Este trabalho tem como objetivo propor o início de uma discussão entre a filosofia da educação, a fenomenologia hermenêutica e a infância. Parte da consideração de que a filosofia da educação tem avançado bastante nos estudos acerca da infância e da criança, apontando direções possíveis de ruptura com paradigmas alicerçados na modernidade. Avança, principalmente, na busca de construir uma aproximação com a hermenêutica heideggeriana, considerando alguns pontos de convergência entre as filosofias referidas. A partir de então, levanta alguns pontos de tangenciamento possível entre os pensamentos. Além disso, sabedora da ausência de uma discussão sobre a infância e a criança na obra de Heidegger, ausência justificada pela preocupação de Heidegger com a questão ontológica do sentido do ser, busca olhar para elementos ônticos que possibilitem reflexões inspiradas na filosofia hermenêutica, proporcionando uma maior compreensão da infância.

Palavras-chave: Fenomenologia Hermenêutica; Filosofia da Educação; Infância.


ABSTRACT

This work aims to start a discussion between philosophy of education, phenomenology, hermeneutics, and childhood. It has as a starting point the consideration that philosophy of education has been doing a great progress in the studies about childhood and child, pointing to possible directions of rupture with paradigms supported in modernity. This paper seeks to build a closer relation with heideggerian hermeneutic, considering some points of approximation between the philosophies. From then on, it brings some possible points of tangency between the perspectives. Furthermore, knowing that there is a lack of discussion between childhood and child in Heidegger's work, justified by Heidegger's preoccupation with the ontological question of the sense of being, we attempt to look at ontological elements that enable reflections inspired in the hermeneutic philosophy, providing a better comprehension of childhood.
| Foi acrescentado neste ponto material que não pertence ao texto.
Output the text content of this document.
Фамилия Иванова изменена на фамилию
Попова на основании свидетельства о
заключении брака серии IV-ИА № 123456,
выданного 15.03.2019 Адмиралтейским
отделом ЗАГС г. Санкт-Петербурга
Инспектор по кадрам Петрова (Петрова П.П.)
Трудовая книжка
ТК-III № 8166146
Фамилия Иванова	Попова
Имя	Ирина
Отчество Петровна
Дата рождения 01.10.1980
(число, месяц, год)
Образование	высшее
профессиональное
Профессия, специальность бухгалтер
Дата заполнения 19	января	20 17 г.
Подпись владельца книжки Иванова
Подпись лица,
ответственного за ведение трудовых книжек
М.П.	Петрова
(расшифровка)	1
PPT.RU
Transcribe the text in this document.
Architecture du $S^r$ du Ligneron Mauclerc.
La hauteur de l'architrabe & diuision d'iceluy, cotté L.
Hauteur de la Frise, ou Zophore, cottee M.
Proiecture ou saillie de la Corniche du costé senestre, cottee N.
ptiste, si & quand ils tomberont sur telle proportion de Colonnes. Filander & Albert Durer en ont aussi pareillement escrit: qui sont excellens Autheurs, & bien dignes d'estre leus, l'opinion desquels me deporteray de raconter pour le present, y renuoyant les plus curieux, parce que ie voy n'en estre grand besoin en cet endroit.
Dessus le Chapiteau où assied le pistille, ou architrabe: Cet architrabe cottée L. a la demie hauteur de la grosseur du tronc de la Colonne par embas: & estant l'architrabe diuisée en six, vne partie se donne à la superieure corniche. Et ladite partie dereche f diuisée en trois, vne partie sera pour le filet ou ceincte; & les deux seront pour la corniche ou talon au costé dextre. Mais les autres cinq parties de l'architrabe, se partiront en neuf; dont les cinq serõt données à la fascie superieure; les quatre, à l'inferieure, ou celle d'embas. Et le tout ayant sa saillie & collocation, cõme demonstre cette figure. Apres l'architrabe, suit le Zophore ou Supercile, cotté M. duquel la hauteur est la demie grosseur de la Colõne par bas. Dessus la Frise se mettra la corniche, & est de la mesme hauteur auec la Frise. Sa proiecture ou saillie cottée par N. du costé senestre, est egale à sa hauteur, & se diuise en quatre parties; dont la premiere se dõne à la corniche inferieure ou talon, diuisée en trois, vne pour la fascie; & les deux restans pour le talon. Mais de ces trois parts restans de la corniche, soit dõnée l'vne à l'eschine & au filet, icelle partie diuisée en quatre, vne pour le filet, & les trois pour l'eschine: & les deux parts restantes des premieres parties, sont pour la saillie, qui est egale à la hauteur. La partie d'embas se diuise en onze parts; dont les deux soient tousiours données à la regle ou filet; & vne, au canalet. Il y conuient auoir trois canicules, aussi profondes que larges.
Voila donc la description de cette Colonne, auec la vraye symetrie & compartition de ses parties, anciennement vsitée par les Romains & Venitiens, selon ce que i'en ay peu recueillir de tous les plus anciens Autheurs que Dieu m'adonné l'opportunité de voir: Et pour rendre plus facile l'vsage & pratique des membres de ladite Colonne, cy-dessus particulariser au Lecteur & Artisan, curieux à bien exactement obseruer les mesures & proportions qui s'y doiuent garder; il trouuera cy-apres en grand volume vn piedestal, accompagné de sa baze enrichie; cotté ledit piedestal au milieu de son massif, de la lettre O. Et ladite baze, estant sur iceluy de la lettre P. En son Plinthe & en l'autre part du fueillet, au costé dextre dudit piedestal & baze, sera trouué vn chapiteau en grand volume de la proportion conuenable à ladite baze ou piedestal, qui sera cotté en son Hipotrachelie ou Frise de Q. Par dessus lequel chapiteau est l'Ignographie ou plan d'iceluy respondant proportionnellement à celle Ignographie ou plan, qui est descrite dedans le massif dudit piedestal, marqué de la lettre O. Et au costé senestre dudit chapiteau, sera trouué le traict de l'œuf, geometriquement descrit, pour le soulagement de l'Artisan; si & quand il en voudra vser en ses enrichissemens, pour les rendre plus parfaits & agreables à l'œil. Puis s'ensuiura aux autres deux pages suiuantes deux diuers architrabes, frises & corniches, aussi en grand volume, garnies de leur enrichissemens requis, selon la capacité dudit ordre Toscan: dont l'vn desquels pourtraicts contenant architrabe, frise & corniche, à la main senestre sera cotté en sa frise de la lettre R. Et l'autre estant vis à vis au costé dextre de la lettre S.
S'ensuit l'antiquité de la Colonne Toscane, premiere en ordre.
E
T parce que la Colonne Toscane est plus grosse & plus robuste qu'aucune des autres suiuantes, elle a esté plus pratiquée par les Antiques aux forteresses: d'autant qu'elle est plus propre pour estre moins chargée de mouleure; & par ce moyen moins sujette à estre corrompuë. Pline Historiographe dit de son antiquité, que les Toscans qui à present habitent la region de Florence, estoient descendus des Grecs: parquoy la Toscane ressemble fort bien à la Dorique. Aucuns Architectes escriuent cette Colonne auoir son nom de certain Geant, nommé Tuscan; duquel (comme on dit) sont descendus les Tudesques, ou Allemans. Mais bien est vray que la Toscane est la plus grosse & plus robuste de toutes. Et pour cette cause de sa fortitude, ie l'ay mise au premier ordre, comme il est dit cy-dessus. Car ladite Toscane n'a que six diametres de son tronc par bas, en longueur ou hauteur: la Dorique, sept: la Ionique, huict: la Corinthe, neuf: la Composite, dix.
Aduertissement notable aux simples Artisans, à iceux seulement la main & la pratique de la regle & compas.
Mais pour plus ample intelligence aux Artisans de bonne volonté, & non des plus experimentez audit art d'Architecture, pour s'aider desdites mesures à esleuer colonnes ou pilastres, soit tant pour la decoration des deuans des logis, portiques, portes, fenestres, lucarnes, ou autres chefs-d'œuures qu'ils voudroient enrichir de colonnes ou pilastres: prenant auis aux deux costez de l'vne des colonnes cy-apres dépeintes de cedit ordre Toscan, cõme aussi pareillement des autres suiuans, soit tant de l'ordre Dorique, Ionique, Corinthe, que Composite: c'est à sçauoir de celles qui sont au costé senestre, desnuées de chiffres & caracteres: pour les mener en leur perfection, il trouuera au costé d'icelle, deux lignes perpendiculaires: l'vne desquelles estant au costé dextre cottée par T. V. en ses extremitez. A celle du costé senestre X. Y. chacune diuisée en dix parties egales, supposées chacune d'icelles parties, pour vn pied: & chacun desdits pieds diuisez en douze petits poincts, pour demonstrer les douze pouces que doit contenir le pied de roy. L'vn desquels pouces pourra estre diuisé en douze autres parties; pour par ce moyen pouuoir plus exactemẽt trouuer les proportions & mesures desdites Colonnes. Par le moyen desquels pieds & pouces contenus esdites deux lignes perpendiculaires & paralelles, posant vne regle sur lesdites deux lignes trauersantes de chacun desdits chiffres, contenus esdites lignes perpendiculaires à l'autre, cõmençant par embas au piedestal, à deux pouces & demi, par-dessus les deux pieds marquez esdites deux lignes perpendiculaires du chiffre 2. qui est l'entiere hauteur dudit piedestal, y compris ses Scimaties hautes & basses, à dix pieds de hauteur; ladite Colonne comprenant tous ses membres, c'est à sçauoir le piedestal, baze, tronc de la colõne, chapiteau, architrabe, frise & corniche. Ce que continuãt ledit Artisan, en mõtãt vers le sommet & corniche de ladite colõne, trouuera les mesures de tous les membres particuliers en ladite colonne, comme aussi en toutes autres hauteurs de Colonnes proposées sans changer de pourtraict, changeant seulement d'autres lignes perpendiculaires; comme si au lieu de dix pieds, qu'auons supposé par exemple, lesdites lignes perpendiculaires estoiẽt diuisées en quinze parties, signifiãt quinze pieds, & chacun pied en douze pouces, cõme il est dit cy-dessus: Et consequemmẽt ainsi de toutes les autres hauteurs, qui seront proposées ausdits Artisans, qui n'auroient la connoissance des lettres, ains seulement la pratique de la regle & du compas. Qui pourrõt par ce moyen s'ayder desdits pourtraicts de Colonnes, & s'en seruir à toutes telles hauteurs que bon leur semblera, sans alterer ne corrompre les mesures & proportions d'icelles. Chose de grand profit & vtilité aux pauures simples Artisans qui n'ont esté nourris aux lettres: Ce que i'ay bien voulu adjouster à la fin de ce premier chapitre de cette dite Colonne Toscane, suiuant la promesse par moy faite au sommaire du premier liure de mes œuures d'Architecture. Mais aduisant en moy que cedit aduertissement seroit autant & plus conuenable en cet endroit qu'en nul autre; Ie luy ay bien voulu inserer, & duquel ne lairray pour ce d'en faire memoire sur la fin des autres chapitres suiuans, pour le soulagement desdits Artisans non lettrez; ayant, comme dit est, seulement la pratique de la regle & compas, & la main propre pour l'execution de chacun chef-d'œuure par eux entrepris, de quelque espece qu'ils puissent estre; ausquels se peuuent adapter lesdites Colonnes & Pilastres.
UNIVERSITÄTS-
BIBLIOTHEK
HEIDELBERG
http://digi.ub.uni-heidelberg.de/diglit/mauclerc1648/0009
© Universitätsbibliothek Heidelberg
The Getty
Keywords: Phenomenology; Philosophy of Education; Childhood


RESUMEN

Este trabajo tiene como objetivo proponer el inicio de una discusión entre la filosofía de la educación, la fenomenología hermenéutica y la infancia. Parte de la consideración de que la filosofía de la educación está muy avanzado en los estudios de la infancia y los niños, señalando las posibles direcciones de ruptura con los paradigmas a tierra en la modernidad. Avances sobre todo en la construcción de relaciones más estrechas con la hermenéutica de Heidegger, teniendo en cuenta algunos puntos de convergencia entre esas filosofías. Desde entonces, plantea algunos puntos de tangencia entre los pensamientos. También, y consciente de la ausencia de una discusión de la infancia y el niño en la obra de Heidegger, ausencia justificada por la preocupación de Heidegger con la pregunta ontológica del significado de ser, localizan los elementos que permiten reflexiones inspiradas en la filosofía hermenéutica, para promover una mejor comprensión de la infância.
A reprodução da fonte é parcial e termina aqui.